In the current software industry, the use of machine learning models can be seen in many use cases.
Data Scientists, Data Engineers, and Software Engineers from a variety of technical backgrounds
implement these machine learning models with different technologies such as TensorFlow, PyTorch, Python, R etc.
Most of the developers start their development on a notebook as a prototype and further enhance the model
with the obtained results
However, when it comes to production deployment of these models there are multiple challenges
that the developers will face, such as issues with scalability, availability, fault tolerance, model management,
reusability etc. Data scientist or Data Engineers who don’t have prior experience in Software Architecture and
DevOps technologies it will be a bigger challenge and time consuming. Various cloud solution providers such as AWS Sagemaker,
Azure Synapse Analytics and Google Cloud Datalab identify this problem and offering few cloud services. However,
these solutions still have many limitations in addition to the vendor lock-in with the cloud service provider.
Considering these limitations, Xeptagon designed and developed a cloud platform independent generic machine learning
orchestration framework as a solution. Our framework is based on Python, FastAPI, Docker, Terraform, GitHub Actions
and Kubernetes. The framework was developed to deploy machine learning models of an inter-governmental organization.
To start with, we defined a generic interface for the machine learning models. All the models need to implement this
interface for the management service to manage the models in a generic way. In addition, the model developer can add
any extra endpoints specific to the model. So the system has a generic management Swagger API and independent model Swagger
APIs. Further, the models can be configured to run as an independent service or run in a shared service along with other models
in the cluster. The model management service performs any global update as well as query actions on the models using the interface endpoints.
The system architecture of the framework is given below.
Model scalability, fault tolerance and availability were achieved
by the capabilities in the Kubernetes. For scalability, we used two types of Autoscalers.
The model service instances shared common storage for datasets, with dynamic file updates visible to all the peer instances
Horizontal Pod Autoscaler - Scale the number of pod replicas based on
the pod resource utilizations (CPU, Memory)
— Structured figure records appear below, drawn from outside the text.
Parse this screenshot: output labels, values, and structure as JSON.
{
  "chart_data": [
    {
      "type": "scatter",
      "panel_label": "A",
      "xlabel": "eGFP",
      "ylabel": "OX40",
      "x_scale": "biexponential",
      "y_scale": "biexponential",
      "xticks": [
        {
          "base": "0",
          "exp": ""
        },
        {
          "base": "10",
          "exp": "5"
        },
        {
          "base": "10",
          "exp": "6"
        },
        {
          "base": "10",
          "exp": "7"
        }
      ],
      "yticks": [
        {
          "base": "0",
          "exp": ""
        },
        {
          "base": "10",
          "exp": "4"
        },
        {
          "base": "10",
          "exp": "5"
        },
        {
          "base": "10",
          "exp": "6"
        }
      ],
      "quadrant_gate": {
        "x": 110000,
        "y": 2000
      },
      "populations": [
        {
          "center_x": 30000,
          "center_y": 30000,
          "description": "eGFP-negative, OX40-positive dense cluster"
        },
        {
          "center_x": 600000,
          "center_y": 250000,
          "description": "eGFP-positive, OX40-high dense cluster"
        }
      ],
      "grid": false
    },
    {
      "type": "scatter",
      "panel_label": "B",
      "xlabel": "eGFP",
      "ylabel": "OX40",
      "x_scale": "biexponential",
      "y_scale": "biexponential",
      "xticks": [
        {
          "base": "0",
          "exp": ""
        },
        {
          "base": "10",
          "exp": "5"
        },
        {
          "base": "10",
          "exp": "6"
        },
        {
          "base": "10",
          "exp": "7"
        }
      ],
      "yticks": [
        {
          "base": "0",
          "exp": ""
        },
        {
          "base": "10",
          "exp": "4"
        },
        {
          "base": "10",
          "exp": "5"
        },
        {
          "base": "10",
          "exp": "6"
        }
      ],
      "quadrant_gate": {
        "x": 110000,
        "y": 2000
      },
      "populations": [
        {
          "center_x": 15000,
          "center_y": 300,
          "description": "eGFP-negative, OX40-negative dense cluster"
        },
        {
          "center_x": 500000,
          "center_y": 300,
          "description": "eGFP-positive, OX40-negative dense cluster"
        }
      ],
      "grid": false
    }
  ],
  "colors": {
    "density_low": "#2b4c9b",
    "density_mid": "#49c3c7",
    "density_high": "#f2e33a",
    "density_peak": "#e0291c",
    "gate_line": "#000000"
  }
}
Cluster Autoscaler - Scale the number of nodes in the cluster based on
the node resource utilization. Both are configured for minimum and maximum limits.
Once all the existing models are ported and deployed with our framework, the next
challenge is on adding new models to the cluster. The framework was designed in a
manner where model developers can deploy new models with minimal steps via a script
included in the framework which will support basic Kubernetes parameter configurability.
Once the script is executed successfully, it will update the Kubernetes scripts with the
new model. Once the developer updates the code repository (GitHub in our case), the repository
CI/CD process will deploy the new model into the cluster automatically. The framework can also
be modified with custom requirements. For example, the framework was included with auto log processing
pipelines for the cluster that will generate new datasets to run another model in the system.
Our blog post provides a summary of the overall framework developed by Xeptagon for an inter-governmental
organization to run multiple machine learning models at a scale.